- IP Cores and SoCs
- Instruction Set Features
- Variable-Length Instructions
- Floating-Point, Vectors, and ABI Problems
- Similarities to x86
Instruction Set Features
The original ARM architecture was heavily influenced by the Berkeley RISC architecture, as is apparent from RISC in the name. ARM has a number of RISC features, such as a large register set, fixed-length instructions, and a purely load-store architecture. In comparison, 32-bit x86 has six registers that are nominally general-purpose, although a lot of instructions require the use of specific registers. It uses a variable-length instruction coding, and a number of instructions take a memory address as one of the operands.
The ARM instruction set also has some decidedly non-RISC features. The most well-known is predicated instructions, which execute conditionally based on the state of one of the condition registers. In a typical implementation, they execute anyway, but the results are stored only if the condition codes are matched.
Consider a typical pipelined CPU. The first ARM chips were very simple, using a three-stage pipeline with the fetch/decode/execute sequence that you'll find in an introductory CPU architecture book. In a typical bit of code, you might have a conditional branch, followed by a short sequence of instructions for each case. For example:
if (a != 0) b /= a;
Because you can't execute this branch until you know the value of a, the entire pipeline stalls until you finish the calculation. MIPS avoids this problem by executing the two instructions immediately after a branch. This means that you try to move a branch instruction two instructions before it should actually execute, and insert some no-ops if you can't do that (increasing code size). CISC chips typically devote a lot of die area to branch prediction, to try to guess which branch will be taken, follow that one, and then retire the results only if the guess was correct.
The ARM approach, also adopted by Itanium, is more elegant. Instructions can execute conditionally on the value of one or more condition registers. In this example, the division operation will always execute, but its result will only be retired if the comparison was correct. By the time the division has been computed, the result of the comparison is known, so there's no delay and no need for branch prediction. This approach helps to increase code density and reduce the requirement for accurate branch prediction.
Another well-known feature of the ARM instruction set is the addition of a barrel shifter in the pipeline, which operates on the second operand of most instructions, optionally shifting or rotating them by an arbitrary amount. Effectively, this gives you a free multiplication or division by a power of two. This technique has a lot of uses, the most obvious being in address computations. If you're loading the nth element of an array, you need to multiply the index by the size of one element and then add it to the address of the start. This multiplication is a power of two for all primitive types, and therefore it can be folded into one of the other instructions in the sequence.

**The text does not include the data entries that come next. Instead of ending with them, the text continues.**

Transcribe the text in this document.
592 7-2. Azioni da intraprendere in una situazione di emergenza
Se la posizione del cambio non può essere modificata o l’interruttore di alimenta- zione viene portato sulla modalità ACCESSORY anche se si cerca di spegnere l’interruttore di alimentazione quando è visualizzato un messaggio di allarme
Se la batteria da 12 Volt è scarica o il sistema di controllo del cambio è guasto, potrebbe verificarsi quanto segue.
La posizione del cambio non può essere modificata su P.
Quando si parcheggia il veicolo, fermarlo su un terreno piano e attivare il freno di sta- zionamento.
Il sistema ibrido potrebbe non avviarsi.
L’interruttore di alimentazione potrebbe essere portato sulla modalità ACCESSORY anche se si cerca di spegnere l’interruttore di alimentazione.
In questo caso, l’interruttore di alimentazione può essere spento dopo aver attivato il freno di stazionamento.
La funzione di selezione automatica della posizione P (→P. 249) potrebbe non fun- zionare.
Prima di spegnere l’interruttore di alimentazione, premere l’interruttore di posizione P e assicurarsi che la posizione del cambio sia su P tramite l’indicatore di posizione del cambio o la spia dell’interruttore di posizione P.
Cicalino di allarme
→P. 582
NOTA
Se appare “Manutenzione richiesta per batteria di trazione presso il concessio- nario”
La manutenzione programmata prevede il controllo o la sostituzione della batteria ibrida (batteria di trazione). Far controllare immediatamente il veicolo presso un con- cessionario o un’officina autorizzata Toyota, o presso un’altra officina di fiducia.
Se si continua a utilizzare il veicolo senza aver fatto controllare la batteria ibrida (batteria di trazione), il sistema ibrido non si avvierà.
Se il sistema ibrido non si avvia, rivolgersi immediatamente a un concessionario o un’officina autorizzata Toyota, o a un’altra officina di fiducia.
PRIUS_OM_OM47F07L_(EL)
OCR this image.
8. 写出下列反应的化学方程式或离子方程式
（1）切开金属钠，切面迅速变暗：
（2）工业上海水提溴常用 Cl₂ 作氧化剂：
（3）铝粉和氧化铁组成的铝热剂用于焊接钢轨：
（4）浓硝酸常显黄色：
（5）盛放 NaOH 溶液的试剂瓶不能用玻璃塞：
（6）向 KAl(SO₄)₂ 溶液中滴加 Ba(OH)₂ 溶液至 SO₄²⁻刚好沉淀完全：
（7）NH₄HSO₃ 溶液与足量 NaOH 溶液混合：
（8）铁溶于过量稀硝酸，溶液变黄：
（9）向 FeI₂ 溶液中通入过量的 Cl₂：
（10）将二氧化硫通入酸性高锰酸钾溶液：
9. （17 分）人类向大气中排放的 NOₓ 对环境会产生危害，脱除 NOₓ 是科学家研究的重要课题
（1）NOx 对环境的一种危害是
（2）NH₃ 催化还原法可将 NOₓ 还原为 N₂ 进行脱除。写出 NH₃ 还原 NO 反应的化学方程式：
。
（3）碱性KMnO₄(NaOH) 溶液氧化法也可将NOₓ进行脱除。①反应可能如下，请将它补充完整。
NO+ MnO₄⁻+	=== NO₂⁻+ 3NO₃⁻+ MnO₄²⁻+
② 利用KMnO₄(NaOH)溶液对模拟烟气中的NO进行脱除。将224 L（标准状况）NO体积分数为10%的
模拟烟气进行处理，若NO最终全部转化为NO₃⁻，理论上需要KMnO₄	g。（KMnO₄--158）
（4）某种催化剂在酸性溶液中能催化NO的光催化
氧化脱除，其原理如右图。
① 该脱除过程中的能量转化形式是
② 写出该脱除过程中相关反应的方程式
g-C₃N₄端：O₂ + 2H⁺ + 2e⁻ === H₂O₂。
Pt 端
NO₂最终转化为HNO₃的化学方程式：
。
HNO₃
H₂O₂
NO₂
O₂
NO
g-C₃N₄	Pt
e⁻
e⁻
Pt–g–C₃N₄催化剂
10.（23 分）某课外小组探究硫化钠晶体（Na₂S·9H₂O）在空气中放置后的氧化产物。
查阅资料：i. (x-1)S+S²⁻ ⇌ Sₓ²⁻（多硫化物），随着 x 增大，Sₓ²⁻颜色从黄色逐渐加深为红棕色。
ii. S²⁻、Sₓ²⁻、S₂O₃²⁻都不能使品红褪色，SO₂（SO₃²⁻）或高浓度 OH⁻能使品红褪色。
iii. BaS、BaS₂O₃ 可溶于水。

Unlike x86, only the nonprivileged ARM instruction set guarantees backward compatibility. When you initialize an x86 chip (including a modern 64-bit chip), it starts in 16-bit real mode; you need to run some 16-bit code to bring it into protected mode. When in one of these modes, the privileged x86 instruction set also supports all of the weird and wonderful extensions that the 286 and 386 introduced.
In contrast, ARM chips break backward compatibility in the privileged instruction set every generation or two. Therefore, operating systems typically need porting to the new chip, although userspace applications can continue to run unmodified.